In Queensland paren vogelbekdieren in augustus. In het zuiden is het paren ongeveer een maand later. Na de paring eet het vrouwtje veel voedsel en bouwt een nesthol. Experts hebben ontdekt dat het nesthol tot 30 m lang kan zijn.
Ze blokkeert zichzelf in het hol met vuil om zich te beschermen tegen overstromingswater en roofdieren. Het blokkeren van het hol helpt ook om de nestkamer op een gelijkmatige temperatuur en vochtigheid te houden voor het broeden.
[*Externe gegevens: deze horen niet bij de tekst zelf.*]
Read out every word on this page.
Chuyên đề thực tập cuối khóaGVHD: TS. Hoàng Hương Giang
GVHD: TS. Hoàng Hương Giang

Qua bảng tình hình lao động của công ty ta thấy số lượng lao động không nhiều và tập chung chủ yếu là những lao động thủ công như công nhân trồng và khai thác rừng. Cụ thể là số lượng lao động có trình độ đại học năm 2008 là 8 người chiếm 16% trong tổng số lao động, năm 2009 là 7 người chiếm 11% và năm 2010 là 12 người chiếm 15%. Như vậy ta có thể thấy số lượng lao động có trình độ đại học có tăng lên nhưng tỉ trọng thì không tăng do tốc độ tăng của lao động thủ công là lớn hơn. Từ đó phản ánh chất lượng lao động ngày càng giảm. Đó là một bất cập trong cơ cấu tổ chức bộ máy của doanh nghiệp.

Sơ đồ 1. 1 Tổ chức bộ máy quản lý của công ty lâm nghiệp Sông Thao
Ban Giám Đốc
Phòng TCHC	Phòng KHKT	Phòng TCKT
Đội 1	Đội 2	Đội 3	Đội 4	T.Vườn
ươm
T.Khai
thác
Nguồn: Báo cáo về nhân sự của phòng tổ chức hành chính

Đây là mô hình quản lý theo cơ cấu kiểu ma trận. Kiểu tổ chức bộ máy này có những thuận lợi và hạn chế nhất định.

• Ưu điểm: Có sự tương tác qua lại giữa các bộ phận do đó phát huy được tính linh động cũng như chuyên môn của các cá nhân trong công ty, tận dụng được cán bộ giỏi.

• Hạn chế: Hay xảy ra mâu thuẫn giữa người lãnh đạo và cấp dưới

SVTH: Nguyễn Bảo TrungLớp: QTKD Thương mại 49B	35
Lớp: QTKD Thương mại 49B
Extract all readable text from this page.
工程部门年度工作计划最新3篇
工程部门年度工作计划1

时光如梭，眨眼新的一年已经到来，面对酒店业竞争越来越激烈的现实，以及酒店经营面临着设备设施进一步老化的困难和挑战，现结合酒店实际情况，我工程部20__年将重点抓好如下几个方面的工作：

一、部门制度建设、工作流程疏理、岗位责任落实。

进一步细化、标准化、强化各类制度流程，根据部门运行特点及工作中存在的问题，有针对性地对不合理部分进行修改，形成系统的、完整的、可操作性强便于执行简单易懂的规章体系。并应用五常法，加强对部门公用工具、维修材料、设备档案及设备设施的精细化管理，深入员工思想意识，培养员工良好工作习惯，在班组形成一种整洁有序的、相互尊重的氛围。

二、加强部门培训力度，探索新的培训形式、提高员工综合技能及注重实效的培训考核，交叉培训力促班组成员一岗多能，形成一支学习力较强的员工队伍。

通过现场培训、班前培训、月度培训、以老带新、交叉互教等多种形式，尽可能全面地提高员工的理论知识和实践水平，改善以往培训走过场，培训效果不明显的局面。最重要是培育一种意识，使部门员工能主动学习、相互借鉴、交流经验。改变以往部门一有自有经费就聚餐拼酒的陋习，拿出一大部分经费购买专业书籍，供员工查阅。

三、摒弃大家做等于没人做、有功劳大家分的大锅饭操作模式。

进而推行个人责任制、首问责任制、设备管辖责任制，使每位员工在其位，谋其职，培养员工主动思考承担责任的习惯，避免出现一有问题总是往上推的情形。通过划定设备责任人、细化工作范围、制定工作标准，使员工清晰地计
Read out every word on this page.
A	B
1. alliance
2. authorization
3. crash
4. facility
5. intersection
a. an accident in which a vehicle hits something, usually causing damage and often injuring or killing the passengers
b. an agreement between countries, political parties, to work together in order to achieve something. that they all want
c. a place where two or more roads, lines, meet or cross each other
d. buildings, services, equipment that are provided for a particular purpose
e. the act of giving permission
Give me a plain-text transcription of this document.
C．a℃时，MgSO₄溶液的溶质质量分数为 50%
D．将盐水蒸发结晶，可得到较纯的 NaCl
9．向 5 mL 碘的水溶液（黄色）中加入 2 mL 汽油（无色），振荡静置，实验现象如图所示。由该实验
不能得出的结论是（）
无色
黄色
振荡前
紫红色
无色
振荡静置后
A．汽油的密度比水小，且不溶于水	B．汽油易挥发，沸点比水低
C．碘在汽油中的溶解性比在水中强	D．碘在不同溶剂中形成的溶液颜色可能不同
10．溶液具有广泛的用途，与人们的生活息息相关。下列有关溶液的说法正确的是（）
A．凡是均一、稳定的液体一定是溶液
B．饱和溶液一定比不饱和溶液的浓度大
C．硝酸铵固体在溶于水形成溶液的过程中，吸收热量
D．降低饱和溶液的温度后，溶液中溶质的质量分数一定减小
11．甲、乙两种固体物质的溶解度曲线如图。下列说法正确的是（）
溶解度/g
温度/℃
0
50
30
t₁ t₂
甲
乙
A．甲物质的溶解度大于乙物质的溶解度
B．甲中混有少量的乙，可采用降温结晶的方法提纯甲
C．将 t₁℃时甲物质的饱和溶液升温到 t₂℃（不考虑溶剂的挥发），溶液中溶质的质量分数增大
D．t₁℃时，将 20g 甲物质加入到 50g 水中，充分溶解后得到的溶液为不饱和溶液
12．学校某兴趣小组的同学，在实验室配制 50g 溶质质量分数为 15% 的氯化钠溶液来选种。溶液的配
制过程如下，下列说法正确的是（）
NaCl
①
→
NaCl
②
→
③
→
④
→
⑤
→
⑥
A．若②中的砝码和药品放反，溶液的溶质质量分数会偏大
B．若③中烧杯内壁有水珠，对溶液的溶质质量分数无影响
Na het leggen van twee kleverige, zachtschalige eieren, krult het vrouwtje zich op om de eieren uit te broeden door ze met haar staart tegen haar buik te houden. De incubatie van de 17 mm grote eieren duurt ongeveer één tot twee weken.
Kleine jongen worden naakt, blind en met onontwikkelde ledematen geboren. Na de geboorte sleept de baby zich naar de buik van de moeder, waar hij aan de borstklieren zuigt waar de melk op de huid sijpelt.
De jongen blijven in het hol om te worden gespeend, terwijl de moeder vertrekt om te foerageren. Na ongeveer vijf weken, brengt de moeder meer tijd door weg van haar jongen. Na vier maanden komen de jongen uit het hol en zijn volgroeid tegen de tijd dat ze een jaar oud zijn.
Waar kun je een vogelbekdier zien?
Buidelbekdieren zijn ongrijpbaar, maar als je geluk hebt, kun je er een zien in het Girraween National Park in het zuiden van Queensland, of in het Eungella National Park en het Carnarvon National Park in het midden van Queensland.
Als je een vogelbekdier in het wild wilt zien, zoek dan een beek of stilstaande poel op waarvan bekend is dat er vogelbekdieren leven. De beste tijden om een vogelbekdier te zien zijn de schemering of de vroege ochtend. Vogelbekdieren hebben een gevoelig gehoor en worden gemakkelijk gestoord.
Zit rustig en let op het wateroppervlak voor rimpelingen die meestal tonen dat er een vogelbekdier aanwezig is. Kijk uit naar een opvallende boeggolf veroorzaakt door voorpoten tijdens het peddelen. Vogelbekdieren drijven laag in het water met ongeveer 10 procent van hun behaarde lichaam blootgesteld. Ze maken een duikvlucht door hun rug te buigen en verdwijnen stilletjes in een kleine poel van rimpelingen.
Algemene gevallen van persoonsverwisseling
Waterratten
- Zoek naar een witte staart en een puntig gezicht ;
- Hopen schelpen aan de waterkant ;
- Zeer speels in het water maar niet onstuimig ;
- Zwemt met de kop boven water.
schildpadden
- vallen vaak in het water vanaf boomstammen als ze worden verstoord, waardoor een plons ontstaat ;
- kleine ronde kop vlak boven het wateroppervlak ;
- geen lichaam boven water zichtbaar.
Waterdraken
- Schept een zigzaggende boeggolf door staartbeweging bij het zwemmen ;
- Duikt bij verstoring van takken, soms van aanzienlijke hoogte ;
- Zwemt met kop alleen boven water.
Bedreigende processen
In het begin van de vorige eeuw jaagden mensen op het vogelbekdier voor zijn vacht, maar nu is hij beschermd. Vervuiling, algengroei, verzilting en vernietiging van oeverplanten zetten de woonplaatsen van vogelbekdieren onder toenemende druk. Als vogelbekdieren sterven als gevolg van een van deze factoren, zou het uiterst moeilijk zijn om de overgebleven dieren uit de getroffen groep te herplaatsen.
Natuurlijke roofdieren zijn slangen, waterratten, goanna’s, vossen en krokodillen.
Hoe kunt u helpen?
Stoor vogelbekdieren niet als ze in beekjes op uw terrein of in uw buurt leven.
U kunt de vogelbekdieren die in uw omgeving leven helpen door natuurlijke planten langs waterlopen te houden. Als u dit doet, beschermt u de oevers en zorgt u voor leefgebieden voor het vogelbekdier.